Painful void
Underlying all the rehabilitation efforts down South is the need to restore as soon as possible a viable job market.
The newspaper photo showed a young woman sitting forlornly, framed by a huge hole in a wall that Hurricane Katrina created in wiping out the New Orleans bank building where she had worked.
She had fled the storm with only the clothes on her back, escaped being drowned by the flooding and somehow had managed to get back to the spot where she once worked. Her residence had been wiped out, all her personal papers and identification were gone and she was out of a job for an interminable period. Yet she was one of the truly lucky people in the ravaged region.
She was a 25-year-old single college graduate with subsequent on-the-job training and was blessed with the chance to find a new place to start her life anew and rebuild a career. Consider the thousands of people in Louisiana, Mississippi and Alabama who lost even more and lack the occupational skills to provide for themselves or their families. What can be done to assist the minimum-wage victims of the storm so they can return to at least a semblance of the lives they once had?
Time and again as the storm’s devastation is assessed in human terms, property loss and infrastructure disasters, the word that keeps rising above almost everything else is JOBS! Where are they going to come from? Who is going to provide them? What kind of relief should be generated for those who continue to be out of home, hearth and work?

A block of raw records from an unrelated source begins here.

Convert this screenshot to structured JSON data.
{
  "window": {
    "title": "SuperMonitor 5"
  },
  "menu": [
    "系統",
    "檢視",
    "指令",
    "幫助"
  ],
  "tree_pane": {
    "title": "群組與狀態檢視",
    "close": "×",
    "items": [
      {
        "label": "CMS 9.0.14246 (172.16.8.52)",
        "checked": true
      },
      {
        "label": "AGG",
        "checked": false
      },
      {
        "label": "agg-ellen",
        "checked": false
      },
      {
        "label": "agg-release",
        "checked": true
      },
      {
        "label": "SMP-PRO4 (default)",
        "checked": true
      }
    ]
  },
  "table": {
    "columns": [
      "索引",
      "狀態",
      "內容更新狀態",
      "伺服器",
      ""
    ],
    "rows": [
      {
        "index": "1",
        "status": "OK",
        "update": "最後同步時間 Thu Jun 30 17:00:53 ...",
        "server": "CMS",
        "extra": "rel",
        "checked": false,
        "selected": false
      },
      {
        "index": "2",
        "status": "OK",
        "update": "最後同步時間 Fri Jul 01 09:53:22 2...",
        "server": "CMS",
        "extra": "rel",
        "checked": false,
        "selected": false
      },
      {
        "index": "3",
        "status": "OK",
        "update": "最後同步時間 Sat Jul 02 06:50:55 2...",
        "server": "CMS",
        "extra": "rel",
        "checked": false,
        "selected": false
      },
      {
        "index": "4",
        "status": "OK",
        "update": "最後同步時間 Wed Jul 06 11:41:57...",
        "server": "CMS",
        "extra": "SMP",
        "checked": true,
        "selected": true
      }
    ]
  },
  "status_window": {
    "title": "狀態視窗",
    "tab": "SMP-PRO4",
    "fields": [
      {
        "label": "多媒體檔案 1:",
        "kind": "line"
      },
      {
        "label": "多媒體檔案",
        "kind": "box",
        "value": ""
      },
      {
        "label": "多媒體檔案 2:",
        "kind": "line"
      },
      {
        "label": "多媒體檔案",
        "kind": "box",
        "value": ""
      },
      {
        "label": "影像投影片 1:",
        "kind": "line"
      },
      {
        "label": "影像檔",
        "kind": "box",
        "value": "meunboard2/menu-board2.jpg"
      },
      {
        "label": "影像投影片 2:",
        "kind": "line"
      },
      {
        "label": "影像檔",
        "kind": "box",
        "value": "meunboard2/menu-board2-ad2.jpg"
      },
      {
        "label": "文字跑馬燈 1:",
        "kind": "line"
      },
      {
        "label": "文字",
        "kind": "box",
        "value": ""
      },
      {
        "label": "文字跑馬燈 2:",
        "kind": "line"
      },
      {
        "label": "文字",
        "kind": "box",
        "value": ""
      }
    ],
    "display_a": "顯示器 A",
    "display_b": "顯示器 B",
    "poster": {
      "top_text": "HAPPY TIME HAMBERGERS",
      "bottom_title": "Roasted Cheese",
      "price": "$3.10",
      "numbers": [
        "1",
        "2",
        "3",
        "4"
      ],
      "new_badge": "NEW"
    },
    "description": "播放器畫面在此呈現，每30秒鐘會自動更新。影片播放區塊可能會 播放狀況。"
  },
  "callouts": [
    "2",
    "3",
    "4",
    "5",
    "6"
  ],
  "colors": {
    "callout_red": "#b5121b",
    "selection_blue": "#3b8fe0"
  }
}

There was a television interview with a well-trained professional woman who had just gained a job at a McDonald’s fast food outlet in a non-emergency area. She admitted it was not the ideal situation, “but at least it’s some kind of job where I can have some control over my two children’s futures.” Think of the thousands who have nowhere to turn for employment, high-level or not, and who are willing to take any kind of job until they can get back on their feet.
Look around the room you are in. Suppose it suddenly was whisked away in a tornado or flood and you and yours had to flee for your lives with only what you could carry on foot. You would be fortunate if all the members of your family were safe. Consider the horror if someone was lost. Then after you have somehow managed to survive, what’s next? Water, food, sanitation; suppose you have none of these. But even worse, imagine that your place of employment was obliterated and your job had become as absent as your dwelling and belongings.
Perhaps you might have the skills and wherewithal to go somewhere else and start over. Suppose you did not. We who are out of the storm zone can only guess at the terror and trauma that so many people down south have experienced. We cannot begin to guess what our outlook would be if we were stripped of all the “comforts of life” and had no prospects whatsoever for jobs to help begin rebuilding our lives.
As we offer help to those on the Gulf Coast we must remember that one of the most vital tasks for us and our agencies is to help create jobs that will give people a chance to restore themselves and regain the dignity they had before Katrina ripped their lives away.